Die Gefahr sozialer Eruptionen dürfte langfristig größer sein, als die islamistische Gefahr. Ausdruck der verzweifelten Situation ist auch das Ansteigen der Selbstmordrate in Algerien. Für ein islamisches Land, in dem Selbstmord normalerweise fast nicht existent ist, ist dies ein bedeutsamer Vorgang. Die Perspektivlosigkeit großer Teile der Bevölkerung lassen Depressionen in Algerien zur Volkskrankheit werden. Unabhängig von den politischen Implikationen nagt die soziale Situation an der gesellschaftlichen Substanz.
Die Regierung befindet sich in einer Zwickmühle, da zur Verbesserung der Lage radikale Wirtschaftsreformen notwendig sind, diese wiederum aber zuerst zur Verschärfung der sozialen Lage beitragen. Um die sozialen Härten abzufedern hat die Regierung kein Geld. Sollte der Ölpreis einbrechen, würde dies sofort zu einer Haushaltskatastrophe in Algerien führen, da die Einnahmen zu 95% aus dem Erdölgeschäft kommen.
Die Ereignisse um die Wohnungsvergabe zeigen, dass sich die Geduld der Bevölkerung auch langsam dem Ende neigen dürfte. Desillusioniert durch die unterschiedlichsten Ideologien seit der Unabhängigkeit beginnt nun auch das Vertrauen in Bouteflika zu schwinden. Seit seiner Amtsübernahme im Mai 1999 und der Regierungsbildung im Januar 2000 bewegt sich nicht viel in Algerien. Die Regierungsumbildung vom 26.08.2000 ist sicherlich auch Ausdruck dieses Zustandes.

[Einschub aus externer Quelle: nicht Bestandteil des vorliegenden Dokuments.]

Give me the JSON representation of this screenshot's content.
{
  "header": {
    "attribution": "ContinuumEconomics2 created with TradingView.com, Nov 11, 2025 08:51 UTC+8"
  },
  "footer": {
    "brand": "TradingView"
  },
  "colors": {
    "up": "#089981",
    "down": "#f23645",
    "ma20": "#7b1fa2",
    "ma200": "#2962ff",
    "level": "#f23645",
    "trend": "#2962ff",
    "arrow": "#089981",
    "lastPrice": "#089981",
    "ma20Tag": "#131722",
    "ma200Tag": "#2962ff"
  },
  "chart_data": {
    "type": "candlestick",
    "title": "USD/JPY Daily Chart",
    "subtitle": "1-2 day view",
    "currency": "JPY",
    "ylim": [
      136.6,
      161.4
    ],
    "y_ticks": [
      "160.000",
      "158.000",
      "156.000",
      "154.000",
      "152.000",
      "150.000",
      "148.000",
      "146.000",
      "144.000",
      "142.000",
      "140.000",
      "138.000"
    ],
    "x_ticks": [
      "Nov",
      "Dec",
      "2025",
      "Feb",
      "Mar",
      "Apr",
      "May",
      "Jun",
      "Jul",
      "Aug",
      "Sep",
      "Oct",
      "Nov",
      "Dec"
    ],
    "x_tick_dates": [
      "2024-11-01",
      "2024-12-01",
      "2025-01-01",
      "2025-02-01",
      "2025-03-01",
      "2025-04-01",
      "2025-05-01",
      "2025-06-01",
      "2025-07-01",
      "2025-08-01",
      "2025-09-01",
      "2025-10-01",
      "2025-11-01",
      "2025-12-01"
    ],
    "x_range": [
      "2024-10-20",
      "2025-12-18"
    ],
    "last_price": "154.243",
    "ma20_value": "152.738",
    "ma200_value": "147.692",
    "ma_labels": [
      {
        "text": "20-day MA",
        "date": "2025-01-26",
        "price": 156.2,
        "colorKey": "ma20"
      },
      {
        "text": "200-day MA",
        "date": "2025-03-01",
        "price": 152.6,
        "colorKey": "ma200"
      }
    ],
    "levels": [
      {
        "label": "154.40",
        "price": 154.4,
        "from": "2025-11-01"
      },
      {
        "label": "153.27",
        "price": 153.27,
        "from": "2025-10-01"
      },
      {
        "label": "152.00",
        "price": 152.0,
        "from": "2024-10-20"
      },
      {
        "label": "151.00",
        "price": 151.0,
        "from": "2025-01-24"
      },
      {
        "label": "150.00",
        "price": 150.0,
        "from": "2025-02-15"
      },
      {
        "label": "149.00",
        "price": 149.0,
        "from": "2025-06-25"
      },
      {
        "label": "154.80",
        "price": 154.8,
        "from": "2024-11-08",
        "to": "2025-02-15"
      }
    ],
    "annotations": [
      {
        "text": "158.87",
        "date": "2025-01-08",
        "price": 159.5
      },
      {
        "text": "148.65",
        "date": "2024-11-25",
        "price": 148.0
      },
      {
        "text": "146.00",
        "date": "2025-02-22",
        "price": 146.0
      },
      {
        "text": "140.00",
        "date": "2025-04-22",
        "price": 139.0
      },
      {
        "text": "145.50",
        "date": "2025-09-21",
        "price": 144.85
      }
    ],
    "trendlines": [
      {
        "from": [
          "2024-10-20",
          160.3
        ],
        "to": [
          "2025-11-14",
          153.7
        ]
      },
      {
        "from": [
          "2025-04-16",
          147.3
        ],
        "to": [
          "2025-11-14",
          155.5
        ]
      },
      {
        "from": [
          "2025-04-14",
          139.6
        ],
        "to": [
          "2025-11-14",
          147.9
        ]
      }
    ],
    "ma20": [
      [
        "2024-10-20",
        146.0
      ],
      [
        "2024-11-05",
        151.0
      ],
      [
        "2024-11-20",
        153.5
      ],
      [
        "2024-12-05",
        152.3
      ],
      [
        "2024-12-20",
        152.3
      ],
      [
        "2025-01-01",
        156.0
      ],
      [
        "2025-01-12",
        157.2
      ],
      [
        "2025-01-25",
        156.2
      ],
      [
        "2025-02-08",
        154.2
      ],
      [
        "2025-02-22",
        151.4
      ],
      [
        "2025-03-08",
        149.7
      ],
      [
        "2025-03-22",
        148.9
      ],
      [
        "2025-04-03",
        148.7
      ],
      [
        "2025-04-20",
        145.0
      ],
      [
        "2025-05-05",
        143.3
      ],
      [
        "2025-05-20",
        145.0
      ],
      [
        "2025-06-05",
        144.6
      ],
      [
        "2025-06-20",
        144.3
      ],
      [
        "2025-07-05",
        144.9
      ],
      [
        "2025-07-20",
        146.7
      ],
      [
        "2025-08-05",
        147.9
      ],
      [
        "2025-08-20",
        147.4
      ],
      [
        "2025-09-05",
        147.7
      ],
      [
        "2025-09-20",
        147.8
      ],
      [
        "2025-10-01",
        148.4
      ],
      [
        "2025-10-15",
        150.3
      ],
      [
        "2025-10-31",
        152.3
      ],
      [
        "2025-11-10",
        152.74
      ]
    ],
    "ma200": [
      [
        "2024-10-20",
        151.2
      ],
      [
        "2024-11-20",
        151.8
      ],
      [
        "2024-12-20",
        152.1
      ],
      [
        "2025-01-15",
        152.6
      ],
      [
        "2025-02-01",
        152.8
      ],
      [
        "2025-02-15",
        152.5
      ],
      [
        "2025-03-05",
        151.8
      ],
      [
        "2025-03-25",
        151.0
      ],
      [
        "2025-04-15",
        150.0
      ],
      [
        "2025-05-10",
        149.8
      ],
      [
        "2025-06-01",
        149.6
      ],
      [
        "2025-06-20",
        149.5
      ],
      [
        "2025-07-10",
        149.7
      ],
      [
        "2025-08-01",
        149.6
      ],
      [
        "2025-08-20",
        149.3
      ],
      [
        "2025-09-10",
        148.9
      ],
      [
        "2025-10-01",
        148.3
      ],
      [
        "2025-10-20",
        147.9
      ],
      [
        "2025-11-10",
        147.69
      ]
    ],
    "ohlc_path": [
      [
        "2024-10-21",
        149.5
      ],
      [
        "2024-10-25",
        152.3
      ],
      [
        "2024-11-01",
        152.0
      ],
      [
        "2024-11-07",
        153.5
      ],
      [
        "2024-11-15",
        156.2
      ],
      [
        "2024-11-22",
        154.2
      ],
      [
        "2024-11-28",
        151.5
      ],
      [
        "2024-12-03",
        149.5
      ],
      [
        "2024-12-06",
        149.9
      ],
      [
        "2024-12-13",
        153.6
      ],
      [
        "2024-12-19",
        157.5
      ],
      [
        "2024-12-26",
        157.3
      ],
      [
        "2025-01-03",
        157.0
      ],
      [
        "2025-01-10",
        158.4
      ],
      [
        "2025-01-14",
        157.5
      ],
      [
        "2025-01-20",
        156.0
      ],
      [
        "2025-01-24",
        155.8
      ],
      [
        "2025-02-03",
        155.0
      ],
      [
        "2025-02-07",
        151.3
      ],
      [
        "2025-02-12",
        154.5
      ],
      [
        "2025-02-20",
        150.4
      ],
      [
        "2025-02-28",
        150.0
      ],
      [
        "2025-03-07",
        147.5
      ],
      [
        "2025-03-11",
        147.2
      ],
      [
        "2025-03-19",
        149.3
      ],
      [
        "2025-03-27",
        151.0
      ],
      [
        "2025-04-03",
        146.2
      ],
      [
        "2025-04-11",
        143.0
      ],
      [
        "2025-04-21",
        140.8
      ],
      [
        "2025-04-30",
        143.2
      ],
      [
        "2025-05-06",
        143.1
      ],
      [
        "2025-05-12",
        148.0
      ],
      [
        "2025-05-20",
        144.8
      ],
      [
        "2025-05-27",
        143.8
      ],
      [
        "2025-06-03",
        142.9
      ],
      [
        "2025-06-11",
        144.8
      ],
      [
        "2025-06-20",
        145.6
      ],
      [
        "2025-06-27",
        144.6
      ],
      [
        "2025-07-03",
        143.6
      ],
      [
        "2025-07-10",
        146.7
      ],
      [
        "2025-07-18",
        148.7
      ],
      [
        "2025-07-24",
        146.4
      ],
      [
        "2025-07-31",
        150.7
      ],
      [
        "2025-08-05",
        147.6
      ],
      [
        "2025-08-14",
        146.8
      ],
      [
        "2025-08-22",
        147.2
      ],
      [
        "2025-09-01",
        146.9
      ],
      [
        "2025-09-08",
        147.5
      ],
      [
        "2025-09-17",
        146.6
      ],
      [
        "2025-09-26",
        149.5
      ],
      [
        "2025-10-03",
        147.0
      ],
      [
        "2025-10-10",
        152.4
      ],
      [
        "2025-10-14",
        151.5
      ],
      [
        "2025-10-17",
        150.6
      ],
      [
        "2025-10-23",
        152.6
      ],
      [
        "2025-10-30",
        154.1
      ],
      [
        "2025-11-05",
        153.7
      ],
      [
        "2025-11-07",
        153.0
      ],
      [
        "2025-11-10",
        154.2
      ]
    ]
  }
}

Ob der Regierungsumbildung und dem massiven Besuchseinsatz des Präsidenten im Lande nach den Wohnungsprotesten auch durchgreifende Maßnahmen folgen werden, bleibt abzuwarten.
Soll die Lage nicht explodieren, muß die Regierung durch Handeln Hoffnung kreieren. Dies dürfte nicht leicht sein, da die soziale Krise viele junge Algerier schon ihr ganzes Leben begleitet und durch die Jahre des islamistischen Terrors seit 1992 mit rund 100 000 Toten und schätzungsweise 20 Mrd. US Dollar Kriegsschäden noch einmal gesteigert wurde. Nach den bereits erlebten Traumatisierungen des Bürgerkrieges, von denen weite Teile der Gesellschaft betroffen sind, werden die Entlassungen durch die Privatisierung für viele wie ein weiteres soziales Erdbeben erlebt.